СМИ выручили власть, поскольку не допустили роста оппозиционных настроений в обществе.
В адрес власти и лично президента раздавалось немало критики. Но эта критика ничуть не подорвала престиж власти. Напротив, на фоне всеобщего осуждения террористов критика власти выглядела неубедительно. Если бы эта критика шла по неформальным каналам, как в Советском Союзе (слухи, самиздат и проч.), то она была бы действенной. Но в открытом бою с теми, кто поддержал спецоперацию в театральном центре, критика власти выглядела достаточно бледно.
Однако стоит ввести цензуру, начать публиковать «единственно правильную» точку зрения — и оппозиционная точка зрения станет восприниматься как в былые времена, т. е. как Правда, скрываемая властями. Сейчас есть диссидентствующие издания и журналисты. В случае введения цензуры диссидентами станет большинство населения страны.
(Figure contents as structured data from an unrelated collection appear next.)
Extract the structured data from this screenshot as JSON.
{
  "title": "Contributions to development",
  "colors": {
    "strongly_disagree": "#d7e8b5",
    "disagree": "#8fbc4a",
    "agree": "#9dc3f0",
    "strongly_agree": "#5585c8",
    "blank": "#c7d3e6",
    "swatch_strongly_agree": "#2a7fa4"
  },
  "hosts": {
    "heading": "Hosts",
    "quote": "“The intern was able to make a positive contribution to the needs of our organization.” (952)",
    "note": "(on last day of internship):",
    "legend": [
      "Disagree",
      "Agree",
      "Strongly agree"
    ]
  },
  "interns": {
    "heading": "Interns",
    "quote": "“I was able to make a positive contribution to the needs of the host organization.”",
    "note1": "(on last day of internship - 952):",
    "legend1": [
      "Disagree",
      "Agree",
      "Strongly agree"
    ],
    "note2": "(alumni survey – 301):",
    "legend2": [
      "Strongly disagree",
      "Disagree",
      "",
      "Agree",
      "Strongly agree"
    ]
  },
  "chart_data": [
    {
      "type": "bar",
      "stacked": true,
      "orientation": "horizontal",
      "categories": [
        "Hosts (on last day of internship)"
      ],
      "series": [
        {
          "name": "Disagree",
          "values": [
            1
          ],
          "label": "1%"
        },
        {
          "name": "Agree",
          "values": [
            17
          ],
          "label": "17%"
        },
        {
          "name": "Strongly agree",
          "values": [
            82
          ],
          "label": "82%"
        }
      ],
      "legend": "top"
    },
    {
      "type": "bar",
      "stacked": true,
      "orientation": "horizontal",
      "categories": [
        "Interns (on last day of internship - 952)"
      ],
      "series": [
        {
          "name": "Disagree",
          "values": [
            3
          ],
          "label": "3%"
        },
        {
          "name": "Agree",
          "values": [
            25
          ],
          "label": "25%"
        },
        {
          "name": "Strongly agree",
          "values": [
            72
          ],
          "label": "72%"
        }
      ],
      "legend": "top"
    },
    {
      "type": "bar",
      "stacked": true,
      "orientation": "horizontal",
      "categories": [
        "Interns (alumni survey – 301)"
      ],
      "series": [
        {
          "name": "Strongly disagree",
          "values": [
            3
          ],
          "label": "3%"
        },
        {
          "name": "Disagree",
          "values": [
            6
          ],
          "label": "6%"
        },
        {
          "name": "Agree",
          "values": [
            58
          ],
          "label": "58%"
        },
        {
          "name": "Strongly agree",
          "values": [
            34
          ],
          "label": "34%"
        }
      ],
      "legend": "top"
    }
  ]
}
Многие преподносят введение цензуры в СМИ как необходимую защитную меру. Но не телевизор виноват в том, что война в Чечне не кончается. Если бы дело было только в СМИ, то проблема решалась бы легко. Однако цензура не может заменить политического решения проблемы Чечни. Поскольку решения пока нет, будут искать «стрелочника». Сейчас эта роль отведена СМИ. При этом власть, кажется, совсем не думает о том, кто выручит ее в следующий раз, если трагедия повторится.